Des fans ? des moins fans ?
Bonsoir
Oui, j'y fait allusion dans ce même forum "art et culture", dans le fil "les livres", page 13 (sous un ancien pseudo, météorite :wink: )

je suis totalement fan de cette trilogie... :)
La première chose qui m’interpelle dans cette trilogie foisonnante de personnages et de points de vue, c’est l’absence de clefs posées en évidence. On est immergé dans la vie. Livrés à nous-même et aux autres. Despentes ne suggère rien en termes de direction, de choix, de morale. Elle laisse parler les personnages qu’elle invite dans son œuvre.
Au fond Vernon Subutex est l’antithèse de tous les autres personnages. Les autres personnages fondent leur vie, leur comportement, leur raisonnement, sur leur convictions qui transmutent la réalité. D’où viennent ces convictions ? D’où vient pour chacun des personnages sa représentation du monde ? Nous sommes dans un roman, pas dans un traité de sociologie.
Vernon Subutex est le pur. Il vit. Il ne dirige pas sa vie. Il ne calcule pas. Il ne se représente rien. Et in fine les évènements ne le maltraitent pas plus que ceux qui prétendent se diriger grâce à leur vision.
Un critique écrit : « qui est VS une légende urbaine ? » Tous les autres personnages correspondent à une typicité spécifique. Despentes nous créé complaisamment une galerie de personnages typiques, bien réels, et pour les réunir elle convoque un non-être, ou une légende, VS.
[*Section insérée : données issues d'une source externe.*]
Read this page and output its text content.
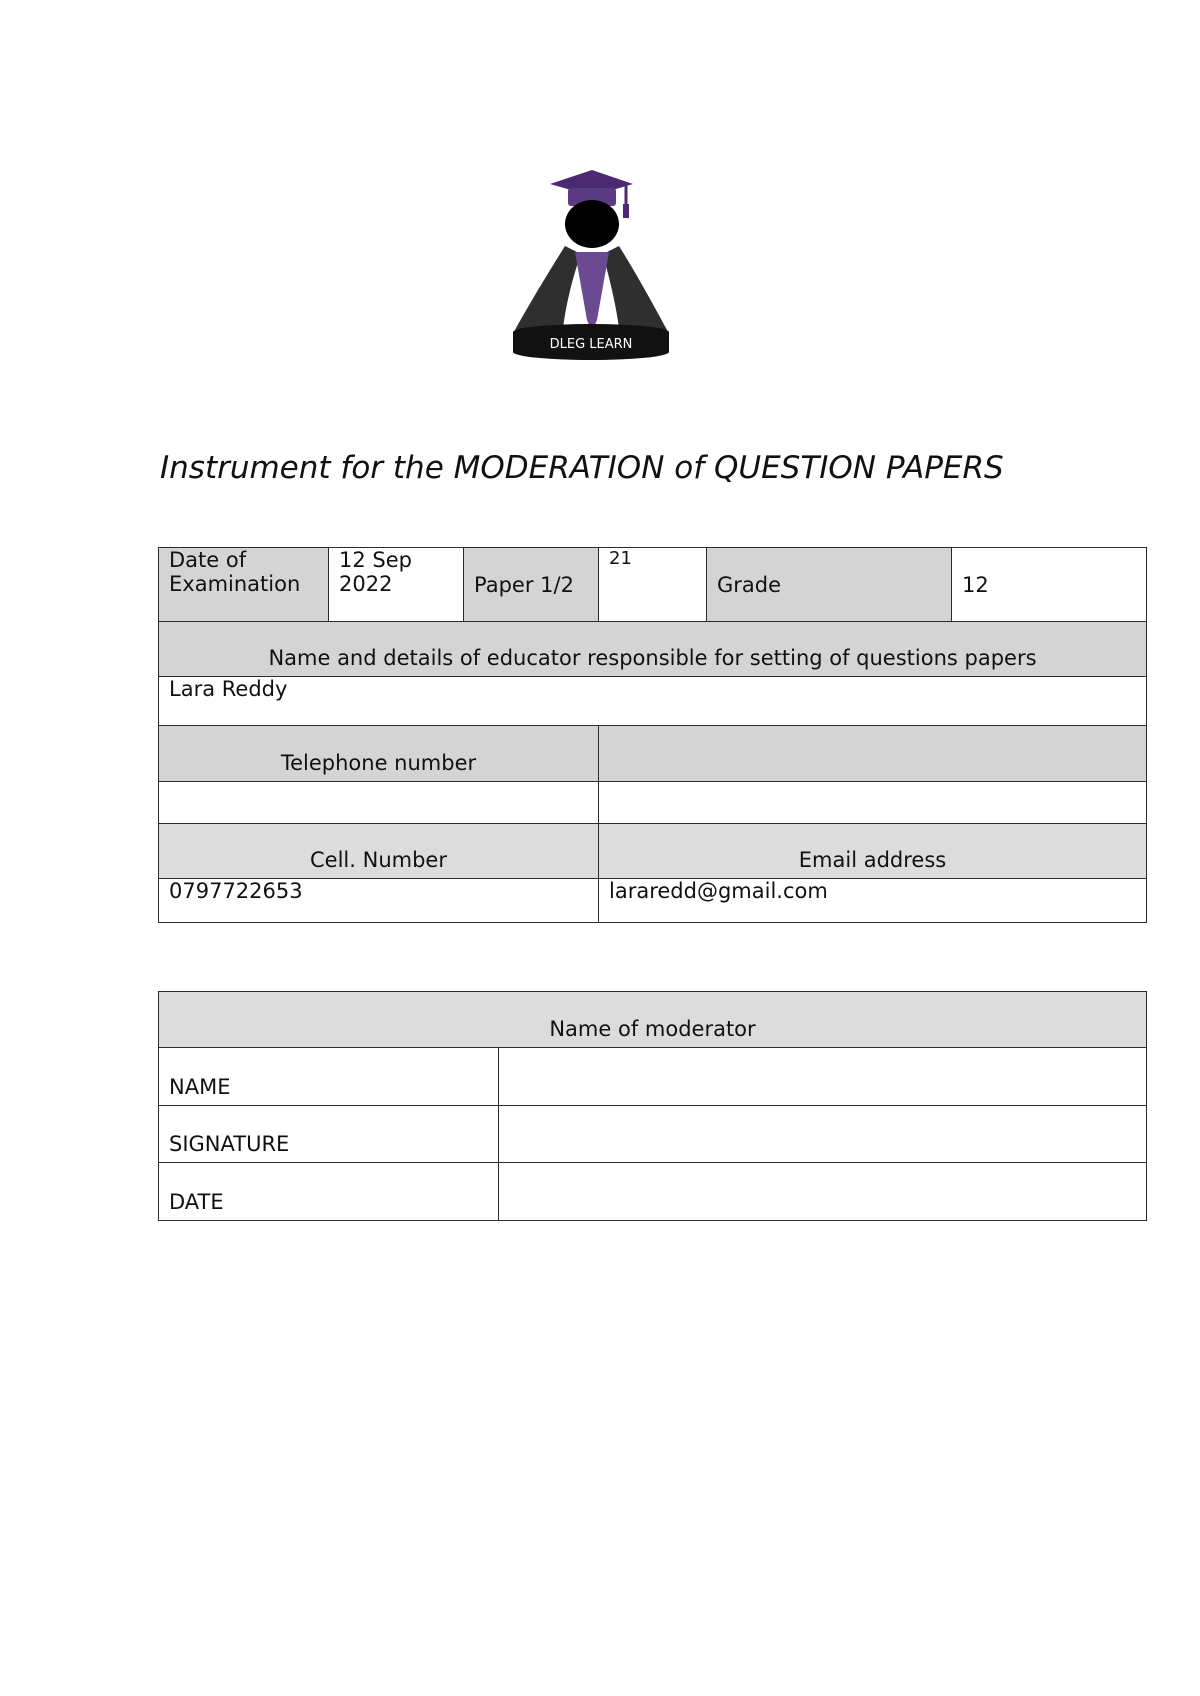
DLEG LEARN
Instrument for the MODERATION of QUESTION PAPERS
Date of Examination	12 Sep 2022	Paper 1/2	21	Grade	12
Name and details of educator responsible for setting of questions papers					
Lara Reddy					
Telephone number					

Cell. Number			Email address		
0797722653			lararedd@gmail.com		
Name of moderator	
NAME	
SIGNATURE	
DATE	
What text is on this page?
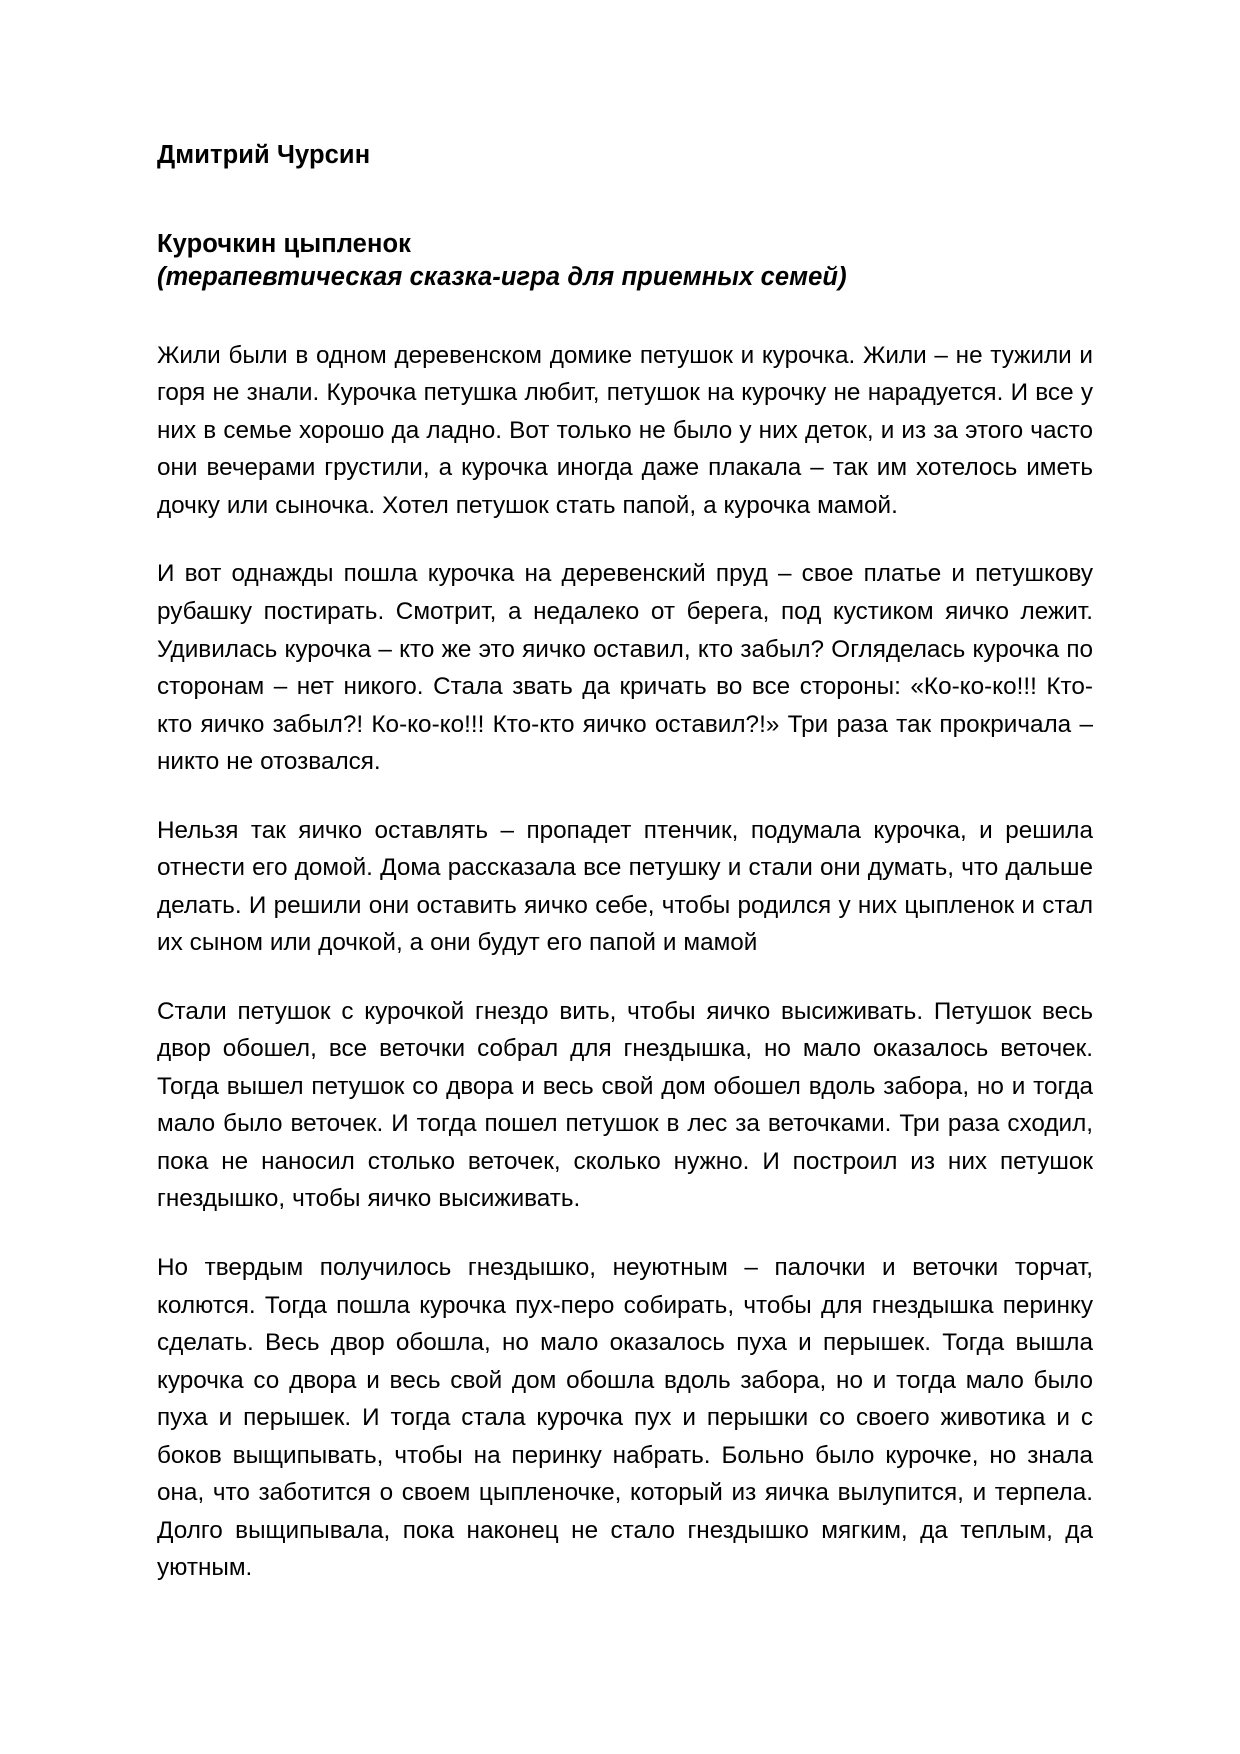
Дмитрий Чурсин
Курочкин цыпленок
(терапевтическая сказка-игра для приемных семей)

Жили были в одном деревенском домике петушок и курочка. Жили – не тужили и горя не знали. Курочка петушка любит, петушок на курочку не нарадуется. И все у них в семье хорошо да ладно. Вот только не было у них деток, и из за этого часто они вечерами грустили, а курочка иногда даже плакала – так им хотелось иметь дочку или сыночка. Хотел петушок стать папой, а курочка мамой.

И вот однажды пошла курочка на деревенский пруд – свое платье и петушкову рубашку постирать. Смотрит, а недалеко от берега, под кустиком яичко лежит. Удивилась курочка – кто же это яичко оставил, кто забыл? Огляделась курочка по сторонам – нет никого. Стала звать да кричать во все стороны: «Ко-ко-ко!!! Кто-кто яичко забыл?! Ко-ко-ко!!! Кто-кто яичко оставил?!» Три раза так прокричала – никто не отозвался.

Нельзя так яичко оставлять – пропадет птенчик, подумала курочка, и решила отнести его домой. Дома рассказала все петушку и стали они думать, что дальше делать. И решили они оставить яичко себе, чтобы родился у них цыпленок и стал их сыном или дочкой, а они будут его папой и мамой

Стали петушок с курочкой гнездо вить, чтобы яичко высиживать. Петушок весь двор обошел, все веточки собрал для гнездышка, но мало оказалось веточек. Тогда вышел петушок со двора и весь свой дом обошел вдоль забора, но и тогда мало было веточек. И тогда пошел петушок в лес за веточками. Три раза сходил, пока не наносил столько веточек, сколько нужно. И построил из них петушок гнездышко, чтобы яичко высиживать.

Но твердым получилось гнездышко, неуютным – палочки и веточки торчат, колются. Тогда пошла курочка пух-перо собирать, чтобы для гнездышка перинку сделать. Весь двор обошла, но мало оказалось пуха и перышек. Тогда вышла курочка со двора и весь свой дом обошла вдоль забора, но и тогда мало было пуха и перышек. И тогда стала курочка пух и перышки со своего животика и с боков выщипывать, чтобы на перинку набрать. Больно было курочке, но знала она, что заботится о своем цыпленочке, который из яичка вылупится, и терпела. Долго выщипывала, пока наконец не стало гнездышко мягким, да теплым, да уютным.
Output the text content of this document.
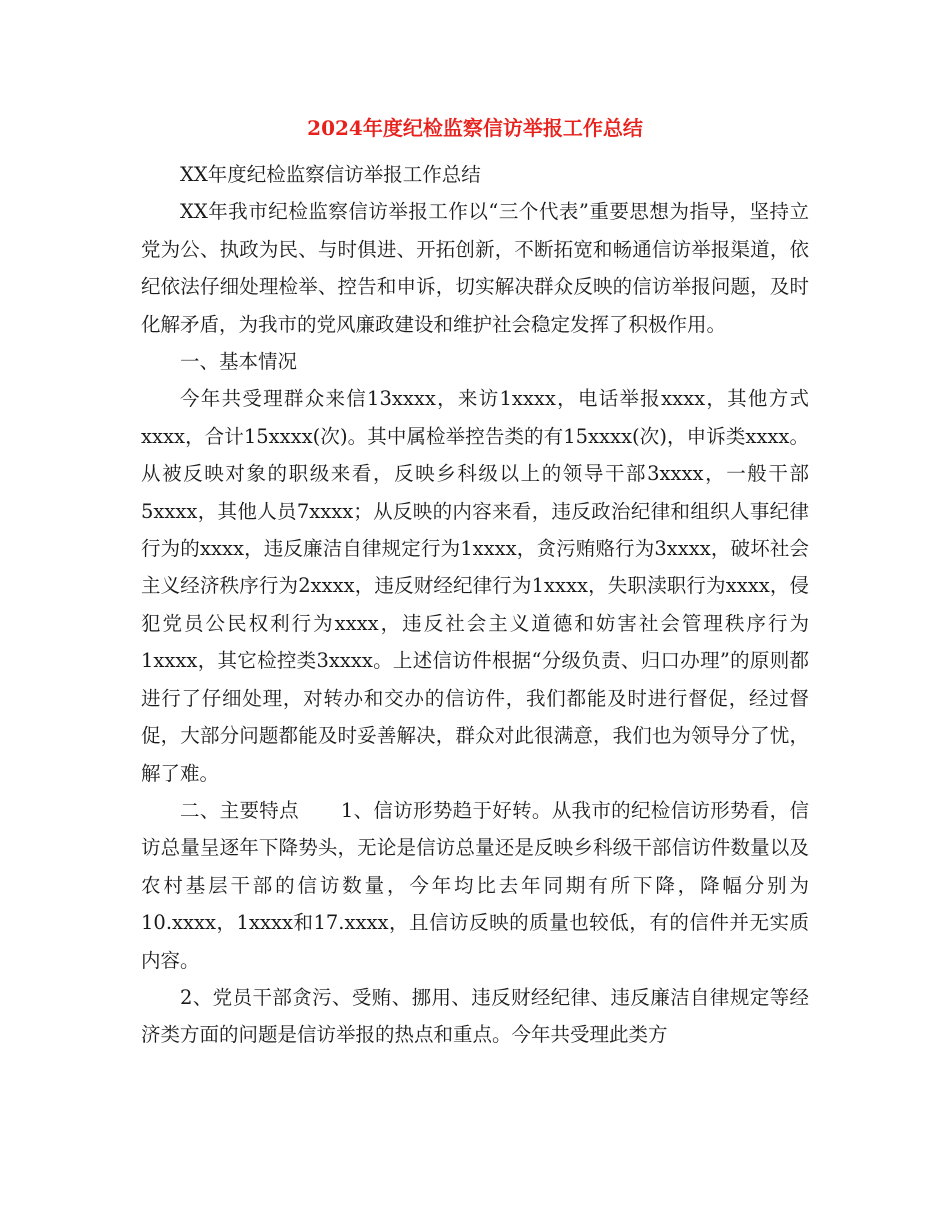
2024年度纪检监察信访举报工作总结

XX年度纪检监察信访举报工作总结

XX年我市纪检监察信访举报工作以“三个代表”重要思想为指导，坚持立党为公、执政为民、与时俱进、开拓创新，不断拓宽和畅通信访举报渠道，依纪依法仔细处理检举、控告和申诉，切实解决群众反映的信访举报问题，及时化解矛盾，为我市的党风廉政建设和维护社会稳定发挥了积极作用。

一、基本情况

今年共受理群众来信13xxxx，来访1xxxx，电话举报xxxx，其他方式xxxx，合计15xxxx(次)。其中属检举控告类的有15xxxx(次)，申诉类xxxx。从被反映对象的职级来看，反映乡科级以上的领导干部3xxxx，一般干部5xxxx，其他人员7xxxx；从反映的内容来看，违反政治纪律和组织人事纪律行为的xxxx，违反廉洁自律规定行为1xxxx，贪污贿赂行为3xxxx，破坏社会主义经济秩序行为2xxxx，违反财经纪律行为1xxxx，失职渎职行为xxxx，侵犯党员公民权利行为xxxx，违反社会主义道德和妨害社会管理秩序行为1xxxx，其它检控类3xxxx。上述信访件根据“分级负责、归口办理”的原则都进行了仔细处理，对转办和交办的信访件，我们都能及时进行督促，经过督促，大部分问题都能及时妥善解决，群众对此很满意，我们也为领导分了忧，解了难。

二、主要特点 1、信访形势趋于好转。从我市的纪检信访形势看，信访总量呈逐年下降势头，无论是信访总量还是反映乡科级干部信访件数量以及农村基层干部的信访数量，今年均比去年同期有所下降，降幅分别为10.xxxx，1xxxx和17.xxxx，且信访反映的质量也较低，有的信件并无实质内容。

2、党员干部贪污、受贿、挪用、违反财经纪律、违反廉洁自律规定等经济类方面的问题是信访举报的热点和重点。今年共受理此类方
Tous les personnages du livre ont droit à un ou plusieurs morceaux de bravoure dans lesquels ils expriment leur façon de penser. Chacun est prisonnier de sa façon de penser. Leur monde est une représentation et une volonté. Ils peuvent se juxtaposer / côtoyer. Il leur est beaucoup plus difficile de se rencontrer. Pour être ensemble il faut planer sur les sons d’Alex ou danser sur les playlists de Vernon.
Il n’y a plus qu’un seul sentiment générique qu’ils ressentent tous la haine. Mais à l’égard d’une multitude d’évènements, de gens. Il y a au moins autant de haines différentes que de personnages.
La naïveté ou l’oubli, pourrait nous amener à conclure que le monde devient haine. Je pense plus simplement que la haine (à défaut de la foi) demeure.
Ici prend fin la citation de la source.